Several American lawyers invited to testify declined to do so. Some have rejected allegations of any wrongdoing through previous statements.
African leaders and their relatives who have faced these types of inquiries in France before have denied any money moved out of their countries was transferred illegally.
Wiecher Mandemaker, the director of anti-money laundering at HSBC Bank USA, did testify. The Congressional report looked into his bank's dealing with the Bongo family as well as with Angola's central bank. He answered a question asked by the subcommittee's Republican ranking member, Senator Tom Coburn. "We will take a close look at this report. If we believe there are opportunities to improve on our activities, I am sure that we will do so and quite frankly, Senator, we are not perfect, but I do believe that we are one of the leading institutions, especially when it comes to identifying appropriate anti-money laundering practices, not doing business with individuals that we should not be doing business with, and I am quite proud to be a part of that institution," he said.

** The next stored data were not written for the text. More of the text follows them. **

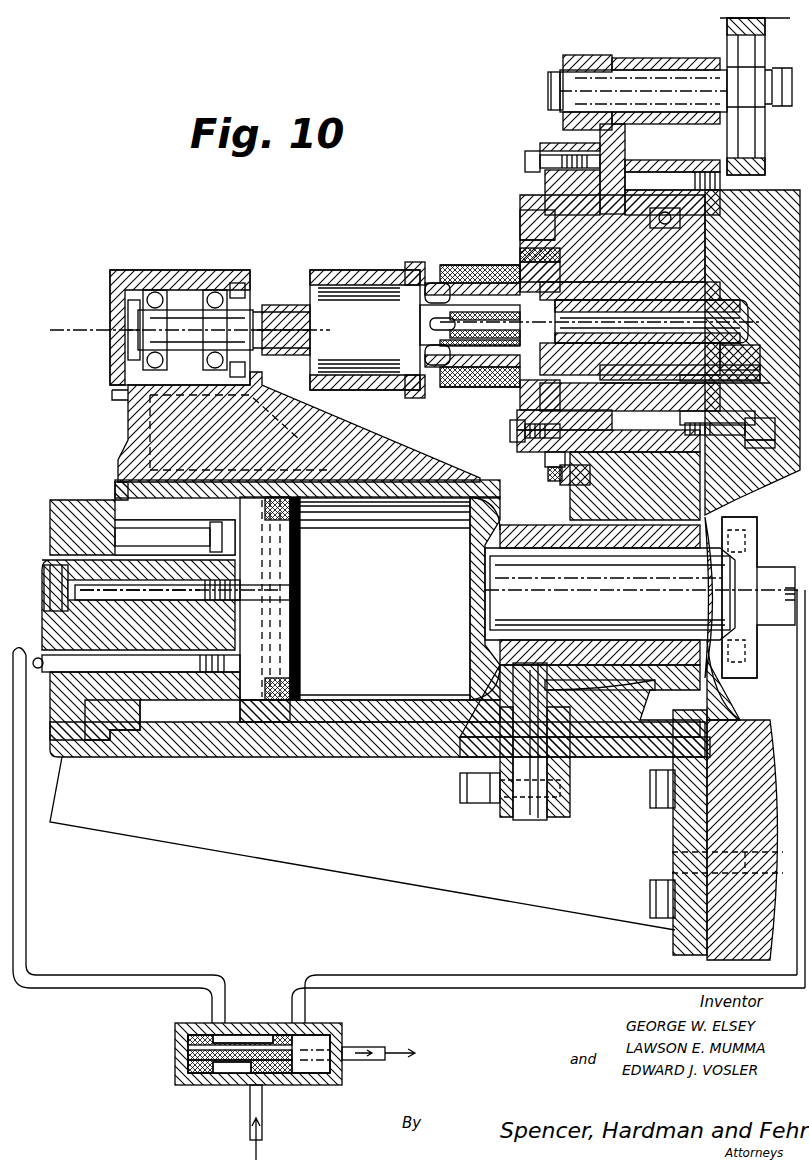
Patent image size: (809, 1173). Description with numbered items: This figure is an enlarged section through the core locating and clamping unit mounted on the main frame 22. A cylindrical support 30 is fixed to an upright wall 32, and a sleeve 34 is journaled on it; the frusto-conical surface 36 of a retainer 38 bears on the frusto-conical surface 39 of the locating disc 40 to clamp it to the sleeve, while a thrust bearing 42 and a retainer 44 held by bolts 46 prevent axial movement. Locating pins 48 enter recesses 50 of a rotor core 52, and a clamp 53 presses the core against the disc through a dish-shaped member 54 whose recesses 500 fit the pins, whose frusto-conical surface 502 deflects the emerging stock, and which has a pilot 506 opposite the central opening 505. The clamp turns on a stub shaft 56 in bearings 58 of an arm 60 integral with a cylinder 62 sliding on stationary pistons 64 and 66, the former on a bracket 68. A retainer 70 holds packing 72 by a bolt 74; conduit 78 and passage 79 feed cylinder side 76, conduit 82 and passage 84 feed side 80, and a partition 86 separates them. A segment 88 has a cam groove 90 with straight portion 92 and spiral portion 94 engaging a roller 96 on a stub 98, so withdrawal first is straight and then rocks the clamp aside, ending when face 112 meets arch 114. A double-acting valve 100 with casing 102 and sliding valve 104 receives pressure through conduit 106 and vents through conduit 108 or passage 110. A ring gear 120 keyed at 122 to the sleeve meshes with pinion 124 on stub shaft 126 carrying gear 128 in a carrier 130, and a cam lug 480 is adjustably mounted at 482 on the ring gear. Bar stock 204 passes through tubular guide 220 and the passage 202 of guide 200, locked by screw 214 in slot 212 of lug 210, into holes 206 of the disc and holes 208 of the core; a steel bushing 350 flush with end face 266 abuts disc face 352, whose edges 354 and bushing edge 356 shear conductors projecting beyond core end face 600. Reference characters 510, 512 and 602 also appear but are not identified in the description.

The main frame 22 is at (712, 947).
The cylindrical support 30 is at (700, 290).
The upright wall 32 is at (760, 485).
The sleeve 34 is at (520, 219).
The frusto-conical surface 36 is at (510, 427).
The retainer 38 is at (517, 454).
The frusto-conical surface 39 is at (517, 410).
The locating disc 40 is at (520, 240).
The thrust bearing 42 is at (680, 216).
The retainer 44 is at (630, 124).
The bolts 46 is at (652, 172).
The locating pins 48 is at (440, 283).
The longitudinal recess 50 is at (458, 265).
The rotor core 52 is at (472, 395).
The clamp 53 is at (358, 272).
The dish-shaped member 54 is at (420, 392).
The stub shaft 56 is at (185, 310).
The combined thrust and journal bearings 58 is at (150, 292).
The extending arm 60 is at (130, 412).
The cylinder 62 is at (400, 440).
The stationary piston 64 is at (118, 490).
The stationary piston 66 is at (532, 560).
The bracket 68 is at (217, 757).
The retainer 70 is at (298, 594).
The packing 72 is at (290, 520).
The bolt 74 is at (68, 598).
The cylinder side 76 is at (345, 722).
The conduit 78 is at (142, 672).
The passage 79 is at (290, 690).
The cylinder side 80 is at (470, 628).
The conduit 82 is at (800, 685).
The passage 84 is at (577, 588).
The partition 86 is at (480, 598).
The segment 88 is at (672, 690).
The cam groove 90 is at (609, 690).
The straight portion 92 is at (583, 690).
The spiral portion 94 is at (630, 684).
The roller 96 is at (560, 686).
The stub 98 is at (520, 820).
The double-acting valve 100 is at (255, 1023).
The casing 102 is at (330, 1030).
The sliding valve 104 is at (190, 1045).
The conduit 106 is at (262, 1115).
The conduit 108 is at (380, 1045).
The longitudinal passage 110 is at (200, 1060).
The face 112 is at (240, 712).
The arch 114 is at (110, 710).
The ring gear 120 is at (566, 142).
The key 122 is at (548, 470).
The pinion 124 is at (608, 44).
The stub shaft 126 is at (718, 62).
The gear 128 is at (727, 30).
The carrier 130 is at (640, 108).
The guide 200 is at (725, 352).
The longitudinal passage 202 is at (720, 393).
The bar stock 204 is at (765, 383).
The holes 206 is at (535, 263).
The holes 208 is at (462, 265).
The lateral lug 210 is at (730, 411).
The slot 212 is at (730, 438).
The screw 214 is at (775, 428).
The tubular guide 220 is at (760, 375).
The end face 266 is at (600, 322).
The steel bushing 350 is at (566, 355).
The end face 352 is at (520, 260).
The circular edges 354 is at (520, 346).
The circular edge 356 is at (585, 396).
The cam lug 480 is at (542, 146).
The adjustable mounting 482 is at (525, 161).
The recesses 500 is at (432, 283).
The frusto-conical surface 502 is at (418, 262).
The central opening 505 is at (455, 345).
The pilot 506 is at (428, 330).
The housing wall 510 is at (548, 290).
The spindle 512 is at (748, 300).
The core end face 600 is at (420, 318).
The bore 602 is at (575, 325).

Senator Coburn said, because others had refused to testify, the investigation needed to be pursued. He also praised Senator Levin for pushing for tougher anti-money laundering legislation. "(There is) much to be found in the future about what has been going on in the past. I congratulate you. I think you are well on the way with your bill that you are introducing, which I hope we can work out, and that I can co-sponsor. I think we are there. I think maybe we need a little more balance in terms of not inhibiting regular trade, but I look forward to working with you on that," he said.
The bill is intended to further curb the use of American institutions by foreign officials found to be corrupt, as well as set up new rules to increase corporate transparency.